The following Northern Sotho poem appears to be about a leopard; but the allusion is to the chiefs of the Tlokwa, whose symbol was a leopard.
It is the yellow leopard with the spots
The yellow leopard of the cliffs
It is the leopard of the broad cheeks
Yellow leopard of the broad face, I‑do-not-fear
The black and white one, I‑get-into-a-small-tree
I tear off the eyebrows (1)
Clawer am I, I dig in my claws
My people (adversaries) I leave behind
Saying: this was not one leopard, there were ten.
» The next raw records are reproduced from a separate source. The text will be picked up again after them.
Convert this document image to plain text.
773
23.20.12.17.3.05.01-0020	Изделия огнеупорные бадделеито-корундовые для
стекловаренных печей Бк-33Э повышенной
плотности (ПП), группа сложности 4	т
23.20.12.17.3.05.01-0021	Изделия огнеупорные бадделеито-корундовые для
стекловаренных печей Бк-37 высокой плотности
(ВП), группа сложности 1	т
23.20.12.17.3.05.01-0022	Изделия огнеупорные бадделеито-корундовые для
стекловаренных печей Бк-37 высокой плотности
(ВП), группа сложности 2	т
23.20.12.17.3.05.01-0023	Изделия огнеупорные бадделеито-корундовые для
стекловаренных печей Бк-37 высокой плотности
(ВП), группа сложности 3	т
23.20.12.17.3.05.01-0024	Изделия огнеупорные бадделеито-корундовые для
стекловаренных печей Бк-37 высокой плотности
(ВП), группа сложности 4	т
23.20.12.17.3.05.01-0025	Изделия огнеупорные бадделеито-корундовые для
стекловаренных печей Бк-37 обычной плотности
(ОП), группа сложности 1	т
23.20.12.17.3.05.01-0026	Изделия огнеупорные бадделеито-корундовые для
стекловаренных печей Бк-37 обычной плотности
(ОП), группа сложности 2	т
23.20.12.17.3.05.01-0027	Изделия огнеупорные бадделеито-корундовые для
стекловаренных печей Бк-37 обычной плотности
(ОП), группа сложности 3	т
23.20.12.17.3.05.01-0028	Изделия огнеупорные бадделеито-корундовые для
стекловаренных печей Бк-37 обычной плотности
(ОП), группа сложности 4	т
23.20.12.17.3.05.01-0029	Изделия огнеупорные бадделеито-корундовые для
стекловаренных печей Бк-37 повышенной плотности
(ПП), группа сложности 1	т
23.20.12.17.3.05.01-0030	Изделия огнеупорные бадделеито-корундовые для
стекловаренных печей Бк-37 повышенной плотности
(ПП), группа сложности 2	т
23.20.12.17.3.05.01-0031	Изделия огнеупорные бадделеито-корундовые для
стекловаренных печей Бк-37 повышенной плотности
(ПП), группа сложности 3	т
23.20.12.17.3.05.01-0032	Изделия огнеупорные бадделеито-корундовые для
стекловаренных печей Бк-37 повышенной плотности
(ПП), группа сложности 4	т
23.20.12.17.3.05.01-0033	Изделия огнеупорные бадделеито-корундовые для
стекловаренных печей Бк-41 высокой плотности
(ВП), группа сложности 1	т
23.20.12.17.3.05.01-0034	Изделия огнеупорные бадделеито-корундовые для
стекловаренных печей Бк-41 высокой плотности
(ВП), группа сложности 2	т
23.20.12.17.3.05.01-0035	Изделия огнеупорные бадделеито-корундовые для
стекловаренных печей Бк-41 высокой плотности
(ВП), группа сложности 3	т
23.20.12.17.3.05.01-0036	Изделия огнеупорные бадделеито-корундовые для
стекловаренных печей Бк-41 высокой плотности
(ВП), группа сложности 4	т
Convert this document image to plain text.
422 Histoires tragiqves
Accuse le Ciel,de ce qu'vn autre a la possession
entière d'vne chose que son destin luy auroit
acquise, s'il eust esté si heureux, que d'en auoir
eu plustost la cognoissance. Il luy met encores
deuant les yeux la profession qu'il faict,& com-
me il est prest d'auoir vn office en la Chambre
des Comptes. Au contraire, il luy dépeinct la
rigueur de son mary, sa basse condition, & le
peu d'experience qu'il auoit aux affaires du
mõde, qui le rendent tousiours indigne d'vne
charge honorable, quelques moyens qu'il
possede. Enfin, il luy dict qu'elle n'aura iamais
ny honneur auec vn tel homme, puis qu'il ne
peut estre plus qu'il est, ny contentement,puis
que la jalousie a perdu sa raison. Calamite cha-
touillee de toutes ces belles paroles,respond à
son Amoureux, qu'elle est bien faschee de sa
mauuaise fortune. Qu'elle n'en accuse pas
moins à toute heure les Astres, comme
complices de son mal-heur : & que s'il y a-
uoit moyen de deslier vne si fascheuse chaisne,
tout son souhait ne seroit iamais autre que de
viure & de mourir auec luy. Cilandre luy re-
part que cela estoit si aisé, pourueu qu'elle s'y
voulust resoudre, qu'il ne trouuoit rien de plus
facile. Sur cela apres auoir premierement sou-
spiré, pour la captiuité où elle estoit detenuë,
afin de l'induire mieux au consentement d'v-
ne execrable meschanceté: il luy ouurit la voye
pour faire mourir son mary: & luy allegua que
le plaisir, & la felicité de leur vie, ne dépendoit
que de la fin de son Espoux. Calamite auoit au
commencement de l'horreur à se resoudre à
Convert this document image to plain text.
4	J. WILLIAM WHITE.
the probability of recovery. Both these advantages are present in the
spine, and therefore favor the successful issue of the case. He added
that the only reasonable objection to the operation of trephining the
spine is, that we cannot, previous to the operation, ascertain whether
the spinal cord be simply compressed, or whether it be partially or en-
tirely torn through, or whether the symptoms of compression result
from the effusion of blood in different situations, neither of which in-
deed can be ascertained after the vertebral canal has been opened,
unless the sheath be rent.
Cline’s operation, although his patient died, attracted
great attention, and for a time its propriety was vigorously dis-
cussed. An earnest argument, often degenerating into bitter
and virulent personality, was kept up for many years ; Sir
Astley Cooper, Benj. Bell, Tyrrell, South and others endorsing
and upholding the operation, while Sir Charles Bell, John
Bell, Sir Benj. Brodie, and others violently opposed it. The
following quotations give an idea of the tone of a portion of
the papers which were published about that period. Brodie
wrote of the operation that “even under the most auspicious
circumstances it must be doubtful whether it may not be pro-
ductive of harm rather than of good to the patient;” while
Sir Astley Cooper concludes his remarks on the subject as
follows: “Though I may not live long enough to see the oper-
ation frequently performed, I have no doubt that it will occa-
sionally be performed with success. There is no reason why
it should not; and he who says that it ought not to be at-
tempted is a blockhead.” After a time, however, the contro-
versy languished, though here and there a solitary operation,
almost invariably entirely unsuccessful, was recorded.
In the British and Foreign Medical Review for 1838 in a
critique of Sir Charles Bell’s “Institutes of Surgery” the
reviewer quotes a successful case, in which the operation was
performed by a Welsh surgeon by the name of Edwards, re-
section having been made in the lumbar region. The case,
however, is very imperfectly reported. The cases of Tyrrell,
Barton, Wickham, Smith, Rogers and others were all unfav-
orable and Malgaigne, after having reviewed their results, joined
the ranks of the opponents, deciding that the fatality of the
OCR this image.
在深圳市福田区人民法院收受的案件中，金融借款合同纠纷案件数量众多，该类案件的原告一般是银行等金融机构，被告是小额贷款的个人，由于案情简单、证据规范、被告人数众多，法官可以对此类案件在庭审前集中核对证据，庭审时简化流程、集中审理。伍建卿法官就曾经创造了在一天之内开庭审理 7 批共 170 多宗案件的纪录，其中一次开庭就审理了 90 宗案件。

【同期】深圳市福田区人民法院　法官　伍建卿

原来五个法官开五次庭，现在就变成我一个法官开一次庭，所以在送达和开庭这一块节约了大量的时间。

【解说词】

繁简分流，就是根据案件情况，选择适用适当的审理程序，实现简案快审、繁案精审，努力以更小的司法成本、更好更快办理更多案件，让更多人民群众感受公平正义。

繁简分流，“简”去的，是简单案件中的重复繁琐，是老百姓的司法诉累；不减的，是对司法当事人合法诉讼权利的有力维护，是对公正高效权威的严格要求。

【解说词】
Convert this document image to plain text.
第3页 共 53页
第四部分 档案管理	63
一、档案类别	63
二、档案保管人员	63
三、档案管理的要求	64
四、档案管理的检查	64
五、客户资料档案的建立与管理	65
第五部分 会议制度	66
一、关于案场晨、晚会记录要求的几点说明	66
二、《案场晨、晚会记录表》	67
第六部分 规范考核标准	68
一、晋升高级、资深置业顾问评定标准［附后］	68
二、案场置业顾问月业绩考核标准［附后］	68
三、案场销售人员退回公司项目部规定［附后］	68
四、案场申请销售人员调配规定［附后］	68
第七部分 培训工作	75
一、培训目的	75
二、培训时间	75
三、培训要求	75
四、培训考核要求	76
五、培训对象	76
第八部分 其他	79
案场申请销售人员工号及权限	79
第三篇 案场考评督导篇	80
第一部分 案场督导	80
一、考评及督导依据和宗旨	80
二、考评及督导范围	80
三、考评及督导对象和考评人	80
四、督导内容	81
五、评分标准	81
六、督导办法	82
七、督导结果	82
Mr. Claws, scratch for yourself
Even for a big man it’s no disgrace to yell if scratched
Leopards of the Tlokwa country
Of Bolea, where the Tlokwa came from
Wild cat with the broad face
Both impala buck we eat and cattle
You died in Botlokwa
In the Tlokwa-land of Mmathsaka Maimane
Tlokwa-land of the sons of Mokutupi of Thsaka
Where do you go in Tlokwa-land (to seize cattle)?
It is full of blood, it has got the liver
Leopard of Bolea.
Yellow leopard of the clan Maloba the great
Yellow spotted one
Poor nobody, active smart fellow that summons together a huge gathering
My victim goes away with his scalp hanging down over his eyes
Leopard of the many spots
Leopard of the very dark spots
Leopard grand old man (formidable one)
Even when it can no longer bite, it still butts its adversaries out of the way with its forehead.
‘Praises of animals in Northern Sotho’
from Bantu Studies 12 (1938)
S.K. Lekgothoane
Footnotes
- I‑get-into-a-small-tree, I tear off the eyebrows: The leopard sits in a tree over the path and claws at the head of a passer-by.